Rio Morrendo de Sede
Crônica de Cyro de Mattos
E dizer que esse rio já forneceu água de suas fontes puríssimas para que todos matassem a sede no bebedouro da vida. Isso foi há muito tempo, a cidade tinha uma população pequena. Talvez nem chegasse a trinta mil habitantes. Ainda não havia sido instalado o sistema de abastecimento de água encanada para servir à população. O aguadeiro trazia a água do rio nos carotes, pequenos barris feitos com madeira de putumuju, que eram carregados pelos jumentos. Cada jumento carregava quatro carotes, dois de cada lado, pendurados na cangalha. O homem anunciava na rua: “Água do Mutucugê! Água boa do Mutucugê! Água fresca do Mutucugê! Quem vai querer?”
O rio tinha muita gente que vivia de sua bondade. Lavadeiras, aguadeiros, pescadores e tiradores de areia, usada nas construções residenciais, armazéns e lojas do comércio. Uma gente das camadas pobres da cidade tirava o sustento da família com o que o rio lhe fornecia, de janeiro a janeiro. O rio era chamado de pai dos pobres.
Antes de ser construída, perto da Ponte Velha, a represa, que submergiu as inúmeras pedras pretas, espalhadas em muitos trechos do rio, o velho Cachoeira tinha um visual para agradar a quem visse. Baronesas não ficavam entulhadas no lençol de água que passou a cobrir toda a extensão do rio. Desde o bairro da Burundanga até lá onde o rio faz uma curva e se despede da cidade, conversando de dia com o sol, à noite com a lua, por entre as pedras pretas, rumo ao mar de Ilhéus.
Homens e meninos retiravam a areia do rio com a pá, que ia e vinha no esforço do dia. Tempo bom para a areia ser retirada era nos meses de verão. A cidade toda sabia que pelas mãos do areeiro a argamassa da casa era feita de fibra específica: calo, suor e areia. O homem passava pelas ruas, a taca silvando o ar. Caminhava apressado, tangendo os jumentos carregados de areia nas latas. Um poeta da cidade resumiu em versos que as casas cochichavam nesse momento em que o homem passava. Comentavam que a areia sem a pá não seria dádiva. Nada seria a pá sem a areia. Ajoelhando as fachadas, as casas tomavam a bênção ao velho rio. E agradeciam ao tirador de areia.
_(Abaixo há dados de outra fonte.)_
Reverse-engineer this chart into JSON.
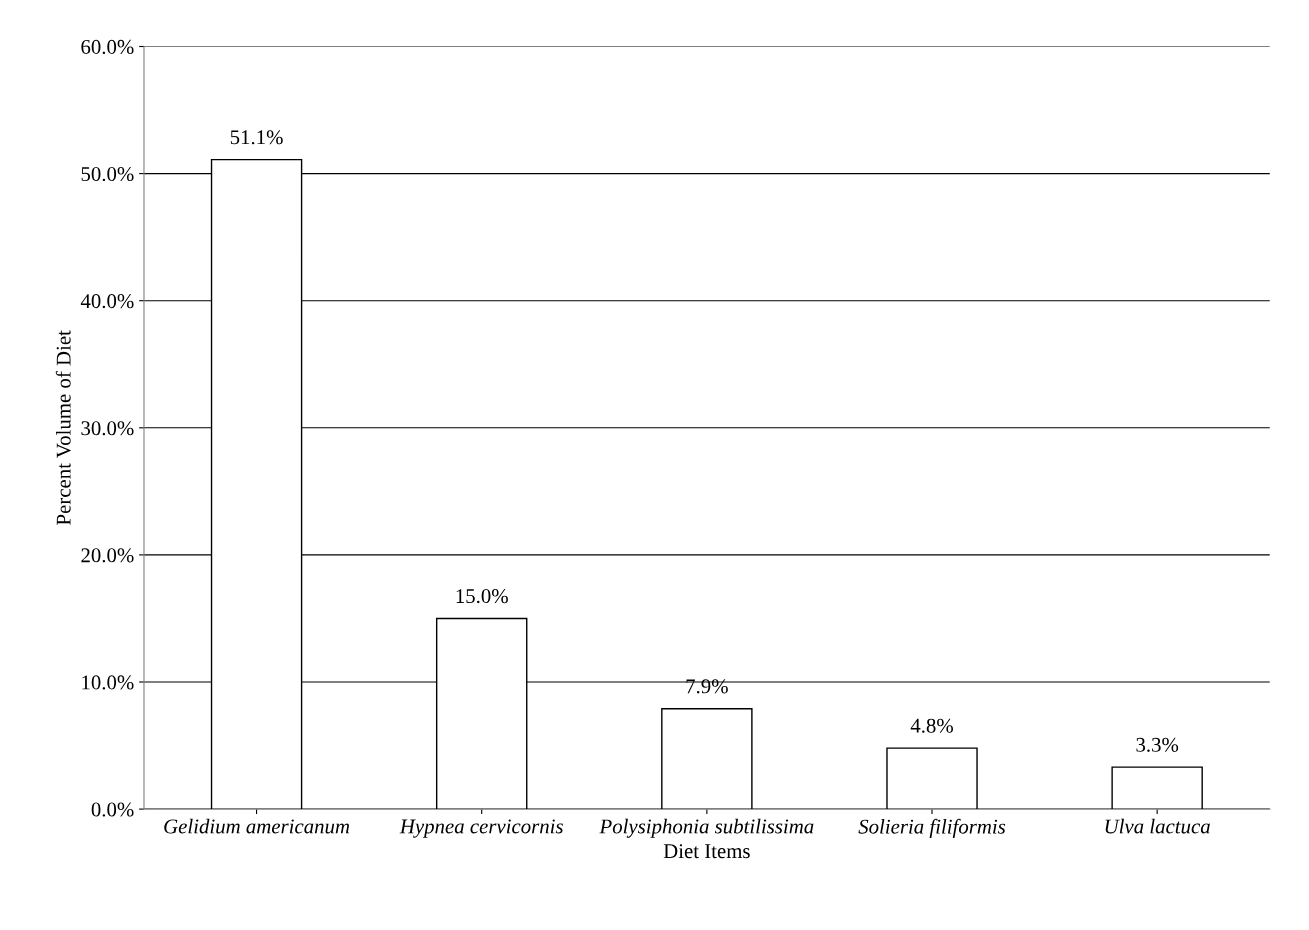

A lavadeira tinha as mãos grossas de calo de tanto bater roupa na correnteza de águas límpidas. Durante a semana descia o caminho do barranco com a trouxa de roupas sujas na cabeça. Quando chegava à beira do rio, colocava a trouxa de roupas em uma pedra grande, junto ao areal. Não demorava e começava a tirar as roupas da trouxa. Molhava, ensaboava, esfregava, lavava e torcia. Estendia as roupas nas pedras pretas para secar ao sol. De repente as pedras pretas, cobertas de roupas estendidas, apareciam coloridas naquele trecho do rio.
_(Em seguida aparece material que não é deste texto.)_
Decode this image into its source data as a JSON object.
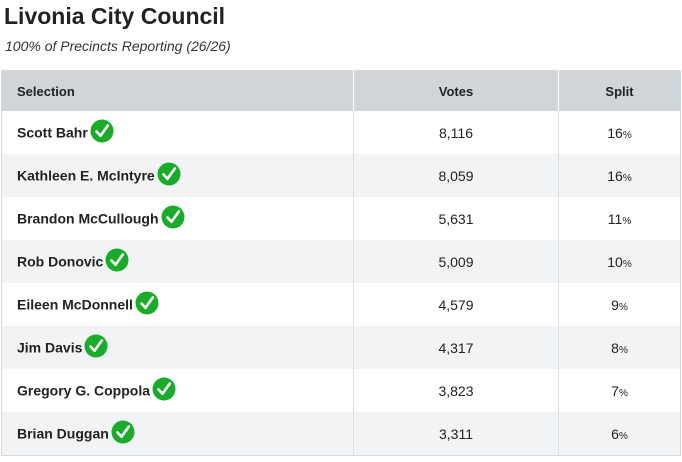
{
  "header": {
    "title": "Livonia City Council",
    "subtitle": "100% of Precincts Reporting (26/26)"
  },
  "table": {
    "columns": [
      "Selection",
      "Votes",
      "Split"
    ],
    "rows": [
      {
        "name": "Scott Bahr",
        "votes": "8,116",
        "split": "16",
        "unit": "%",
        "winner_icon": "checkmark-circle-icon"
      },
      {
        "name": "Kathleen E. McIntyre",
        "votes": "8,059",
        "split": "16",
        "unit": "%",
        "winner_icon": "checkmark-circle-icon"
      },
      {
        "name": "Brandon McCullough",
        "votes": "5,631",
        "split": "11",
        "unit": "%",
        "winner_icon": "checkmark-circle-icon"
      },
      {
        "name": "Rob Donovic",
        "votes": "5,009",
        "split": "10",
        "unit": "%",
        "winner_icon": "checkmark-circle-icon"
      },
      {
        "name": "Eileen McDonnell",
        "votes": "4,579",
        "split": "9",
        "unit": "%",
        "winner_icon": "checkmark-circle-icon"
      },
      {
        "name": "Jim Davis",
        "votes": "4,317",
        "split": "8",
        "unit": "%",
        "winner_icon": "checkmark-circle-icon"
      },
      {
        "name": "Gregory G. Coppola",
        "votes": "3,823",
        "split": "7",
        "unit": "%",
        "winner_icon": "checkmark-circle-icon"
      },
      {
        "name": "Brian Duggan",
        "votes": "3,311",
        "split": "6",
        "unit": "%",
        "winner_icon": "checkmark-circle-icon"
      }
    ]
  },
  "colors": {
    "header_bg": "#cfd5d9",
    "stripe_bg": "#f2f3f4",
    "check_green": "#1aab2a"
  }
}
O rio tinha muitos peixes. Robalo, pratibu, carapeba, piau e bagre. E outros pescados: pitu, camarão e acari. Para não falar nos peixes miúdos, piaba, moreia, jundiá e beré. Pela manhã, o pescador passava com as fieiras de peixe, batia na porta e oferecia os pescados à dona da casa. “Peixe fresco do rio Cachoeira!” Na semana, de casa em casa a cena se repetia. Na feira, aos sábados, o litro cheio de camarões era vendido por um preço barato na banca de peixe do pescador mais velho do rio Cachoeira. Um preto magro, a cabeça branca, o nariz achatado, os lábios grossos: o rosto com rugas marcava na pele crestada que o sol havia passado por ali durante muitos anos.
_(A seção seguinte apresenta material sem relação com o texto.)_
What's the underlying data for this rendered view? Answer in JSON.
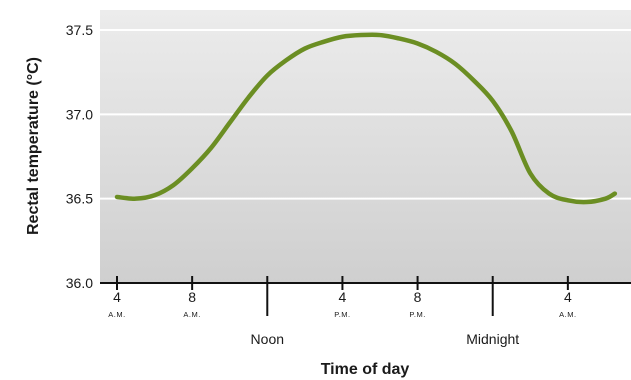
{
  "chart_data": {
    "type": "line",
    "title": "",
    "xlabel": "Time of day",
    "ylabel": "Rectal temperature (°C)",
    "ylim": [
      36.0,
      37.5
    ],
    "xlim": [
      2,
      30.5
    ],
    "y_ticks": [
      "36.0",
      "36.5",
      "37.0",
      "37.5"
    ],
    "x_ticks": [
      {
        "x": 4,
        "main": "4",
        "sub": "A.M.",
        "major": false
      },
      {
        "x": 8,
        "main": "8",
        "sub": "A.M.",
        "major": false
      },
      {
        "x": 12,
        "main": "Noon",
        "sub": "",
        "major": true
      },
      {
        "x": 16,
        "main": "4",
        "sub": "P.M.",
        "major": false
      },
      {
        "x": 20,
        "main": "8",
        "sub": "P.M.",
        "major": false
      },
      {
        "x": 24,
        "main": "Midnight",
        "sub": "",
        "major": true
      },
      {
        "x": 28,
        "main": "4",
        "sub": "A.M.",
        "major": false
      }
    ],
    "grid": true,
    "series": [
      {
        "color": "#6b8e23",
        "x": [
          4.0,
          5.0,
          6.0,
          7.0,
          8.0,
          9.0,
          10.0,
          11.0,
          12.0,
          13.0,
          14.0,
          15.0,
          16.0,
          17.0,
          18.0,
          19.0,
          20.0,
          21.0,
          22.0,
          23.0,
          24.0,
          25.0,
          26.0,
          27.0,
          28.0,
          29.0,
          30.0,
          30.5
        ],
        "y": [
          36.51,
          36.5,
          36.52,
          36.58,
          36.68,
          36.8,
          36.95,
          37.1,
          37.23,
          37.32,
          37.39,
          37.43,
          37.46,
          37.47,
          37.47,
          37.45,
          37.42,
          37.37,
          37.3,
          37.2,
          37.08,
          36.9,
          36.65,
          36.53,
          36.49,
          36.48,
          36.5,
          36.53
        ]
      }
    ]
  }
}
O rio virou um grande esgoto a céu aberto. Não há mais peixe, borboletas no barranco, o espelho onde o sol costumava se admirar nas horas banhadas de luz. Ninguém se atreve a tomar banho nas suas águas. Está entulhado de sujeira, viscoso, gangrenado com os detritos que as bocas de vômito da cidade despejam em seu ventre. Se os políticos e setores importantes da sociedade quiserem podem reverter o quadro deplorável em que se encontra o nosso bondoso rio. Basta ouvir o que a sua voz entristecida clama: “SOS, cidade, antes tarde do que nunca”. É questão de boa vontade.
*Cyro de Mattos é escritor, poeta e advogado aposentado. Premiado no Brasil e exterior.